The deals with Asian partners have also attracted the notice of those monitoring US-China trade.

“There was a lot of attention on what would come out of these deals, especially (with) Vietnam, on trans-shipment and rules of origin. Unfortunately, the devil is in the details and we don’t have any details,” said a source, who spoke on the condition of anonymity because he advises American companies engaged in business with China.

But the Japan agreement signals that the US is expecting purchase agreements in trade deals and that has huge significance for a highly anticipated visit to China by Mr Trump, he added.

During a press conference alongside Mr Marcos, Mr Trump hinted at a visit to China “not too far into the future” to meet Chinese President Xi Jinping.
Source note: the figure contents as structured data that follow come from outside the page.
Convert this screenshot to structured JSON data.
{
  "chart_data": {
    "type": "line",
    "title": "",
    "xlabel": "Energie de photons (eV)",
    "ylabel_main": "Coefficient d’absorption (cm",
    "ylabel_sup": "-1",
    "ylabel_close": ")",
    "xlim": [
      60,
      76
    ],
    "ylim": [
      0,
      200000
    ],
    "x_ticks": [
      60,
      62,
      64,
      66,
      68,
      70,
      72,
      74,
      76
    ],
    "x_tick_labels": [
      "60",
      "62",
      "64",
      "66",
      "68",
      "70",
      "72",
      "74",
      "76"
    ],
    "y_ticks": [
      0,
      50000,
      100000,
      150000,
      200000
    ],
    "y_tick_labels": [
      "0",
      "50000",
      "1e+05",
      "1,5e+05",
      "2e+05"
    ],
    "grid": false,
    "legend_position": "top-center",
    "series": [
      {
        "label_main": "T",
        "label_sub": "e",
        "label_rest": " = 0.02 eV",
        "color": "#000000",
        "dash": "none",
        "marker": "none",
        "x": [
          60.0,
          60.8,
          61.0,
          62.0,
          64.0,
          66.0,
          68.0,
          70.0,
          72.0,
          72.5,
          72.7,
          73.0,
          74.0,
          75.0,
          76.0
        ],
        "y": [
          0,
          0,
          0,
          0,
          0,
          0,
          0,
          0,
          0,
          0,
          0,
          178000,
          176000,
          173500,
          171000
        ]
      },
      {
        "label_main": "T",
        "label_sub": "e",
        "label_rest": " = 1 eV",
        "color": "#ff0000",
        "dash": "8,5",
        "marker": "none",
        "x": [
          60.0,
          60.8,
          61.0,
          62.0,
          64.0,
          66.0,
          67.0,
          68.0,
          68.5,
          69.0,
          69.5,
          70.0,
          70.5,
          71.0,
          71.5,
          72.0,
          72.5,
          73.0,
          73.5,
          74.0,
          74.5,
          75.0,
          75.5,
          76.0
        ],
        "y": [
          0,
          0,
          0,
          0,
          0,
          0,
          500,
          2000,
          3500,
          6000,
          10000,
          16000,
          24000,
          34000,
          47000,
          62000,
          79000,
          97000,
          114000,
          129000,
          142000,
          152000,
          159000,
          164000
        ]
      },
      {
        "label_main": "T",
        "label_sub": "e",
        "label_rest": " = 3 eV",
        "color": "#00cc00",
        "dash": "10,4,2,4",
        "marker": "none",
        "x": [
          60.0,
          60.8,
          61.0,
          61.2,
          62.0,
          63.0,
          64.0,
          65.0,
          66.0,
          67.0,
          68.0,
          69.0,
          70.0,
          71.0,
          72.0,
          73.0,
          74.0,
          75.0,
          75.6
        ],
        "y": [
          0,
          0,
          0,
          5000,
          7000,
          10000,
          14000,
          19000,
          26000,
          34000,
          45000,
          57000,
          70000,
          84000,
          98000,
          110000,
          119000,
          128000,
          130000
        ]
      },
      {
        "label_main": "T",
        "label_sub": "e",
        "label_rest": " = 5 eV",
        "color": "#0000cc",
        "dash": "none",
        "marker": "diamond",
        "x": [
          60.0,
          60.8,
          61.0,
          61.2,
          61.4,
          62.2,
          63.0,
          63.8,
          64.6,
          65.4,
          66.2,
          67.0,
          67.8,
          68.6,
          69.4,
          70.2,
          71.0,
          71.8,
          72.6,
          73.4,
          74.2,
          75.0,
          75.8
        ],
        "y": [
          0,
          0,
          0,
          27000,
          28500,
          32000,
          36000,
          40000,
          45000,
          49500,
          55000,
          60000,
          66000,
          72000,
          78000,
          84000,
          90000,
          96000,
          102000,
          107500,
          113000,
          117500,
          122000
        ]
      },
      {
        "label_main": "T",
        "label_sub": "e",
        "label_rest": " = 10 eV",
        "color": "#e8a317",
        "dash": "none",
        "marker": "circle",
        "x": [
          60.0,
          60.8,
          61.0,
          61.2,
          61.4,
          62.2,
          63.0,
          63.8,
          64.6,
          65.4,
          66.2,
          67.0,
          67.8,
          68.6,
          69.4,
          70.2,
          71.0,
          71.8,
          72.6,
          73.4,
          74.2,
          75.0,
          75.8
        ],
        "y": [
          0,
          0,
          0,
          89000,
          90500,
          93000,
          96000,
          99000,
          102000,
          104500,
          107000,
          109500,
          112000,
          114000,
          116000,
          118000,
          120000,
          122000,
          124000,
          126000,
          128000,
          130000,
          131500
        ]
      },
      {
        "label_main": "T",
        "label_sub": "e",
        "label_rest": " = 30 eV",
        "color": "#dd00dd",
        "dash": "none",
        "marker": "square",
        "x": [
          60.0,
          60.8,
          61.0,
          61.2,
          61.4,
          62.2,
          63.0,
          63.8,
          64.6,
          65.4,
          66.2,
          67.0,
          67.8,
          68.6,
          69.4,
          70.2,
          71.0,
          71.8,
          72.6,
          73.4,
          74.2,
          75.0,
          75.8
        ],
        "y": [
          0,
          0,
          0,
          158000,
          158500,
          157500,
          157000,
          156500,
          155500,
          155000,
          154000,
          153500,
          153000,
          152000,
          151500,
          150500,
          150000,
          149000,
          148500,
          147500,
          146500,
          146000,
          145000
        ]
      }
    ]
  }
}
But no firm date has been set yet, and Chinese imports could be subject to tariffs higher than 50 per cent unless new agreements are reached.

China’s Commerce Ministry announced on July 23 that Vice-Premier He Lifeng will be in Sweden on July 27-30 for trade talks with US officials, after US Treasury Secretary Scott Bessent announced on July 22 the Stockholm negotiations.

“Many of us are wondering if there will be a focus on purchase agreements similar to the phase one trade deal with China in Trump’s first term,” said the source.

The huge investment component in the Japan deal has also sparked the idea that a deal with Beijing might involve large investment commitments from China.

“President Trump in the Oval Office has welcomed Chinese investment in the US. This is obviously in contrast to the hawks in his administration and in Congress, but Trump is ultimately the one that determines China policy,” said the source.

However, Dr Chou said a direct geopolitical implication of the flurry of trade deals – with Japan, Indonesia, Vietnam, the Philippines, and likely soon South Korea – is expected for China.

He said it meant that China can no longer use trade as a wedge issue between the US and Indo-Pacific countries.

“Given the White House’s desire to negotiate a good deal with China – and in the wake of China’s use of rare earths as economic coercion in the past few months – these trade deals by the White House strengthen Washington’s negotiation position with Beijing,” Dr Chou noted.

“I think the administration’s demonstration of its priorities, the 10 per cent baseline and long-term frameworks for balanced trade, (has) become increasingly clear to trading partners,” he said.

“Combined with Trump’s willingness to live with tariffs and the news of customs duties of US$27 billion last month, it provided impetus for trading partners to strike a trade deal.”

Customs duties fetched about US$27 billion in June, three times higher than in the same month of 2024, after Mr Trump levied across-the-board 10 per cent tariffs on imports in April on top of other selective duties.

On an annual basis, tariff collections have hit US$113 billion, a rise of 86 per cent over 2024.

Minimising imports doesn’t augur well for any economy

Less impressed was Mr Frank Lavin, a senior fellow at the Hoover Institution, a veteran trade negotiator and former US ambassador to Singapore.

“It is hard to fully understand Trump’s ultimate goals because at times he talks about the trade balance, at times he talks about reciprocity of tariff rates, at times he talks about reshoring American manufacturing, and at times he talks about increasing tariff revenue to the US government,” Mr Lavin said.

“There are any number of contradictions among those four goals,” he said. For instance, if the goal of high tariffs is to boost US manufacturing by disincentivising imports, tariff revenues will fall in tandem with declining imports.

It seems that his overriding goal is a form of mercantilism, attaining greater market access for US firms, and reducing market access to foreign firms.

“It is not clear how this will help the US economy,” he said.

Economists believe that maximising exports while minimising imports in an interconnected global marketplace does not augur well for any economy, regardless of its size. Such policies risk economic inefficiency and trade wars and shortchanging consumers.